AI-driven harassment and tech-facilitated gender-based violence (TFGBV) are increasingly undermining participation in public life, particularly for women in politics, activists, journalists and minority groups. These are lived harms that silence voices, distort representation and weaken democracy. Through UNDP’s eMonitor+ tool, now deployed in dozens of countries, parliaments and electoral actors are analyzing online hate speech and TFGBV in real time to inform prevention strategies. 

Choosing the future together

The HDR reminds us that the future of AI does not have a pre-written script; it is “a matter of choice”. It’s important for parliaments to recognize that they cannot approach AI as a purely technical issue. It is about people, trust in institutions, protection of rights and the kind of societies we want future generations to inherit.

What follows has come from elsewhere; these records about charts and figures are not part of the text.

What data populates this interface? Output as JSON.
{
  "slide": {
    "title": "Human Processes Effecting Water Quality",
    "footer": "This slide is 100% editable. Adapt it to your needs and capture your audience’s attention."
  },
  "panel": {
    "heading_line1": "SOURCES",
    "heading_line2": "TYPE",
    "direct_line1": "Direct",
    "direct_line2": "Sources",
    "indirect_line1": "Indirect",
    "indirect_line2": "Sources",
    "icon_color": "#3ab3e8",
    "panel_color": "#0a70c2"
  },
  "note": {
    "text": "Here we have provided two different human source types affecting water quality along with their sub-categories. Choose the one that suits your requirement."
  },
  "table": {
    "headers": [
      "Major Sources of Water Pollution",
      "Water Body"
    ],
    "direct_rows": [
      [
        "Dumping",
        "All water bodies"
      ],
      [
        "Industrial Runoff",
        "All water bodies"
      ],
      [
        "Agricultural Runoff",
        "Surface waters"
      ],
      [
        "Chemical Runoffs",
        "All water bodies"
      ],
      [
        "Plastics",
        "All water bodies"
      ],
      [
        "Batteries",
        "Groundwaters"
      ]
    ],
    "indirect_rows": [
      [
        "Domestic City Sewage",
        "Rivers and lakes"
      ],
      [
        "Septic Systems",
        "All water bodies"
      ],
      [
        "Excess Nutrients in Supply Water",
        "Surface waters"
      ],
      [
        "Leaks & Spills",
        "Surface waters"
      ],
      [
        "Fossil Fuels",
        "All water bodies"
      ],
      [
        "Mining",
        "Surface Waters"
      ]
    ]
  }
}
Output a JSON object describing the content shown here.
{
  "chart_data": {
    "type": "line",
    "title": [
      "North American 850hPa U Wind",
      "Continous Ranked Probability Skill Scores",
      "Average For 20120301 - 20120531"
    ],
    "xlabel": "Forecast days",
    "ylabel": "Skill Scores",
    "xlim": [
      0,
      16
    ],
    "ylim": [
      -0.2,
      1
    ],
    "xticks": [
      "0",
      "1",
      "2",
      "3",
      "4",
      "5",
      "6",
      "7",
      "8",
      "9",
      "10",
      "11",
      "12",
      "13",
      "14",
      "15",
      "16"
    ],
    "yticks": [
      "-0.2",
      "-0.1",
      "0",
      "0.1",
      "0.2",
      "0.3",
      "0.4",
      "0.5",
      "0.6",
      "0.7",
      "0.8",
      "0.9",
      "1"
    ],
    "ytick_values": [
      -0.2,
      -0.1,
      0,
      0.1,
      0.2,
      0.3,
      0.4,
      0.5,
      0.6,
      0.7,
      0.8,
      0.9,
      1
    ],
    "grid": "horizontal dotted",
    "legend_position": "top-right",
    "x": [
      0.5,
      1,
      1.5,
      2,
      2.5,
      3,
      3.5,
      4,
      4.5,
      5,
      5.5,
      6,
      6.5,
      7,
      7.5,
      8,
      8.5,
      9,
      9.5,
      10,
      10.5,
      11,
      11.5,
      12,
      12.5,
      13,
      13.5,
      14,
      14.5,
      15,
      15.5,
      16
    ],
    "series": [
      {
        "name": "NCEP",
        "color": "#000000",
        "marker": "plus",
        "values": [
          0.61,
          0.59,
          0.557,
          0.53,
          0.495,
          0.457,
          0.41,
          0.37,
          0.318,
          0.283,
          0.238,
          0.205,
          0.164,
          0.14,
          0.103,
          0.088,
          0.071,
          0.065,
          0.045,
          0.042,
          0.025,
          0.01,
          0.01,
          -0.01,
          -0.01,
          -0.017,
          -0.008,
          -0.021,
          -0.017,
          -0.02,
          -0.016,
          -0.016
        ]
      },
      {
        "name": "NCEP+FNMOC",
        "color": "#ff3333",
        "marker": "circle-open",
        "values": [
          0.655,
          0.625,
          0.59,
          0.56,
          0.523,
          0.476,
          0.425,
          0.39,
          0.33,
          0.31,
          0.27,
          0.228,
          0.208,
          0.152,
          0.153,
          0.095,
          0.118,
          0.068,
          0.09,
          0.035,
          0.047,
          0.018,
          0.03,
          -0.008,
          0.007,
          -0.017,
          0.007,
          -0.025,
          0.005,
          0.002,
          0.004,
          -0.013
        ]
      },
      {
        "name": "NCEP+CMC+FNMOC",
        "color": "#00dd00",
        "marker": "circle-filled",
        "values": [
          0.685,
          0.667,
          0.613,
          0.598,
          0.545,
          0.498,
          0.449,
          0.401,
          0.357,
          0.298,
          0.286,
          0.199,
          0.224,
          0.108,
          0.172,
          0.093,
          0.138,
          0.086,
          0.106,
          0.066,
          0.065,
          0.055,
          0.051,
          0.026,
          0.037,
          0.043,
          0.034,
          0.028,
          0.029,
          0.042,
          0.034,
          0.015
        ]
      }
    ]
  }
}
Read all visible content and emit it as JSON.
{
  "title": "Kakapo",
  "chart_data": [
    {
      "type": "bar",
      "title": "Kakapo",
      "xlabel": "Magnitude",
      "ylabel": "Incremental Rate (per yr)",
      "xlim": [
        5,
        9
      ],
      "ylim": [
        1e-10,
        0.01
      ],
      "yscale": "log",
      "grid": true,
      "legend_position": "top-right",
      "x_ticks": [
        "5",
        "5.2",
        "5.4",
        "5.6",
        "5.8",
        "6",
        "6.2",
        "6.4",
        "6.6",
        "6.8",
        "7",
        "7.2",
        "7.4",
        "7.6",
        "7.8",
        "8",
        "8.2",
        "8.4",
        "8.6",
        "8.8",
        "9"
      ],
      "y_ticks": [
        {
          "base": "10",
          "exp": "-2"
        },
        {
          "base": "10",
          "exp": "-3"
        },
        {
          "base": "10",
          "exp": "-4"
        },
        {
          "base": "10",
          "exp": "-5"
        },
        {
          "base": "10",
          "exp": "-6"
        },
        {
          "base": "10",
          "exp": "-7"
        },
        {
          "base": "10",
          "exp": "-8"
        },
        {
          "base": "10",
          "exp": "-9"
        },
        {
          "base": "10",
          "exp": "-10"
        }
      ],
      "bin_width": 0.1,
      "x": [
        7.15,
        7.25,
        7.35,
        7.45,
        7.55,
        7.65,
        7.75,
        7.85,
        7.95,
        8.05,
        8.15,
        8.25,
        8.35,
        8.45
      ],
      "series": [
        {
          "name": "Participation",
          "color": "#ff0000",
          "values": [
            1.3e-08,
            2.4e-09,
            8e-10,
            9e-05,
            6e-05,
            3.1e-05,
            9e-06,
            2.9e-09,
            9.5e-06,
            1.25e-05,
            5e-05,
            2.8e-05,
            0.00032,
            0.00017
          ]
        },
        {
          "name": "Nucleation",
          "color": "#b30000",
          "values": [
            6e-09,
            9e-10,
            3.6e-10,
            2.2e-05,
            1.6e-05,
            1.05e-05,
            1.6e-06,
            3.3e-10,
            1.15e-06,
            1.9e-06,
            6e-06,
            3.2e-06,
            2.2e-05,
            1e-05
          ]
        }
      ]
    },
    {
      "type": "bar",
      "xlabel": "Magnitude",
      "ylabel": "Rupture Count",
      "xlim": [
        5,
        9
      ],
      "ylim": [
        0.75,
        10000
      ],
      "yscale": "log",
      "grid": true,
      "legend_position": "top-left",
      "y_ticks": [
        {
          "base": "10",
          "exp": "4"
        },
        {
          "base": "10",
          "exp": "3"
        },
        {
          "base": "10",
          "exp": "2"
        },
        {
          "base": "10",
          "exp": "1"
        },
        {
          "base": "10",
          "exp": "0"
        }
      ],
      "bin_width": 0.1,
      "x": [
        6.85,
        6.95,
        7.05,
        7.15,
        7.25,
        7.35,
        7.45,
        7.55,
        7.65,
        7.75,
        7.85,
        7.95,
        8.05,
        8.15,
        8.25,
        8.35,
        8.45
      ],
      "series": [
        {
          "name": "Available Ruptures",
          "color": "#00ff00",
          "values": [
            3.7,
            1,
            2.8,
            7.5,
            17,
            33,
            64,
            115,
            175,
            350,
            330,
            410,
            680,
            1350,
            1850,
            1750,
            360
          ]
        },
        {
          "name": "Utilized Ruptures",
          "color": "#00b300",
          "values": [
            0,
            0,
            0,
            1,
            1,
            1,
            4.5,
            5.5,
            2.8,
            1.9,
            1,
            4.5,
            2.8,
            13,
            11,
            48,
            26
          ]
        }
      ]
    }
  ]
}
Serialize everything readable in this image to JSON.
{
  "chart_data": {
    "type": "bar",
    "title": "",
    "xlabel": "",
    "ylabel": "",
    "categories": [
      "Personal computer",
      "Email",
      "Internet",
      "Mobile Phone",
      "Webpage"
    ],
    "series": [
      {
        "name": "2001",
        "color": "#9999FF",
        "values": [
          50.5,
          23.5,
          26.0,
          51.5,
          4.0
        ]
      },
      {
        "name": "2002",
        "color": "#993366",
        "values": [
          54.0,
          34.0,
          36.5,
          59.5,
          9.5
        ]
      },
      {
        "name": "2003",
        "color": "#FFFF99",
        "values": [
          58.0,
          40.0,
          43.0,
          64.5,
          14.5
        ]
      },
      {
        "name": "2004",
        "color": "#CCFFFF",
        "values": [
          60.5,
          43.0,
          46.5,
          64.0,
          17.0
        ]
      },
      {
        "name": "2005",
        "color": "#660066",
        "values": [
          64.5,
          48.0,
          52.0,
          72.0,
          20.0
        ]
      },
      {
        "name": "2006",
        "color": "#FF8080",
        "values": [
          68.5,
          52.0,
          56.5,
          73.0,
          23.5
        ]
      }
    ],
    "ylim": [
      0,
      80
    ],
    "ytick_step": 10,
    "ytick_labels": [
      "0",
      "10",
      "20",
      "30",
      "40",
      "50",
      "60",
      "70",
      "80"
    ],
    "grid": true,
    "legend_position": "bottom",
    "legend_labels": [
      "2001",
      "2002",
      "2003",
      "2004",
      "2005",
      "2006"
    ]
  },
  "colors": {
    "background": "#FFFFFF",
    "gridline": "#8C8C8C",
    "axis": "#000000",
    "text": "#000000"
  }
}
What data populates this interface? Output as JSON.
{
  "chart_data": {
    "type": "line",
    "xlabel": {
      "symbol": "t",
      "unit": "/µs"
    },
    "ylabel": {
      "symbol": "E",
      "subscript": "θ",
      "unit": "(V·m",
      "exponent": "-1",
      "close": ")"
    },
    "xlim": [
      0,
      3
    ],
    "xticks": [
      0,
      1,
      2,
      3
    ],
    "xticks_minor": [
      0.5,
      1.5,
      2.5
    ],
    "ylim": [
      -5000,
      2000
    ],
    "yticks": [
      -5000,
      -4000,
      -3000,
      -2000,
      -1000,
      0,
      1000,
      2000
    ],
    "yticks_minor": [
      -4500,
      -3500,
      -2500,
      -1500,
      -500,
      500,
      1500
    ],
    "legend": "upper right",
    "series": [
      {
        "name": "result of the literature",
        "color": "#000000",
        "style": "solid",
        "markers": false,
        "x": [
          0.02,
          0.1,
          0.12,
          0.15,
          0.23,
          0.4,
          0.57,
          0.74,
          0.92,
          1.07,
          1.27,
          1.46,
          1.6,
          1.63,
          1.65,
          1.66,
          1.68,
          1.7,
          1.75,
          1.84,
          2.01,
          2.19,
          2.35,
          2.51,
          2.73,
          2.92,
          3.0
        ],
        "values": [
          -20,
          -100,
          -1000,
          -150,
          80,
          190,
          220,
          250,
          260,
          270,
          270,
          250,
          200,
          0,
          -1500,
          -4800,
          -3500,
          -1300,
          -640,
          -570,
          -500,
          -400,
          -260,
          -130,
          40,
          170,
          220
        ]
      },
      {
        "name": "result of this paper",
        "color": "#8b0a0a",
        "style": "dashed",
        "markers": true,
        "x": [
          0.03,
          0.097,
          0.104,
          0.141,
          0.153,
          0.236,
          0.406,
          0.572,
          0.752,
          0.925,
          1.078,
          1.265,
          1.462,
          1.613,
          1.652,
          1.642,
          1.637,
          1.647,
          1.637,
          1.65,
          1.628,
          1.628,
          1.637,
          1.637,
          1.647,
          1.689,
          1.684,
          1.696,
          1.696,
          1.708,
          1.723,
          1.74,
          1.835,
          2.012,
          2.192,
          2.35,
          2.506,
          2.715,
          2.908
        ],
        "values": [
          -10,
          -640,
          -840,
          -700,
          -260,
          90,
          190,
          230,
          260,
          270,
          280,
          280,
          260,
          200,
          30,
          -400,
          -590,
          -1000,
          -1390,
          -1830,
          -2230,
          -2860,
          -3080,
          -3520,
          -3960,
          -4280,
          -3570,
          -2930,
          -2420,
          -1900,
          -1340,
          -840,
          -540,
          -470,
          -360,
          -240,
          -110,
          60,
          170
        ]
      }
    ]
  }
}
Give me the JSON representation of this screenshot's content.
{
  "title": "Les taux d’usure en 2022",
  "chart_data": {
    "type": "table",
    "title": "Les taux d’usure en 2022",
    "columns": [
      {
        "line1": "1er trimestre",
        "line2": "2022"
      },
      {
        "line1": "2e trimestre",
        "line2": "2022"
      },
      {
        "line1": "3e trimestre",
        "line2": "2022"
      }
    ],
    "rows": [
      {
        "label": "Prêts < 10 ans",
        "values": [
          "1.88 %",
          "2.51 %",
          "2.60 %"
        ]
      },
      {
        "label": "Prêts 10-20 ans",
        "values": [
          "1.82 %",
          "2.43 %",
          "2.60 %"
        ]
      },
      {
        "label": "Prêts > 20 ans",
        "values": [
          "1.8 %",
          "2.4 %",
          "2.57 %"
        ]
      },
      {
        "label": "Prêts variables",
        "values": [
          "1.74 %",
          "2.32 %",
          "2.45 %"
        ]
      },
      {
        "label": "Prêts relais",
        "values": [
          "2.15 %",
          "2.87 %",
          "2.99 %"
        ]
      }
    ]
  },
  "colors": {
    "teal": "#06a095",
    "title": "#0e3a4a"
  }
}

This commitment to shared responsibility has begun to take shape through emerging spaces of parliamentary collaboration. A recent conference co-organized by UNDP, the Commonwealth Parliamentary Association and the Inter-Parliamentary Union brought together over 200 parliamentarians and experts from around 70 countries. From this process emerged the Kuala Lumpur Declaration on Parliaments and Responsible AI. Through it, parliaments are choosing to build literacy, redesign institutions, strengthen oversight and engage globally on norms and standards. 

UNDP’s role is to stay alongside parliaments in that journey as a convener, a technical partner and a champion of people-centred and rights-based AI. The window to shape AI in the public interest is still open, but it will not remain so for long. By moving from reactive fear to proactive, human-centred governance, parliaments can ensure that AI strengthens democracy rather than weakening it.

If parliaments can keep that spirit of urgency and cooperation alive, AI can become not another fault line in our democracies, but a tool to renew them.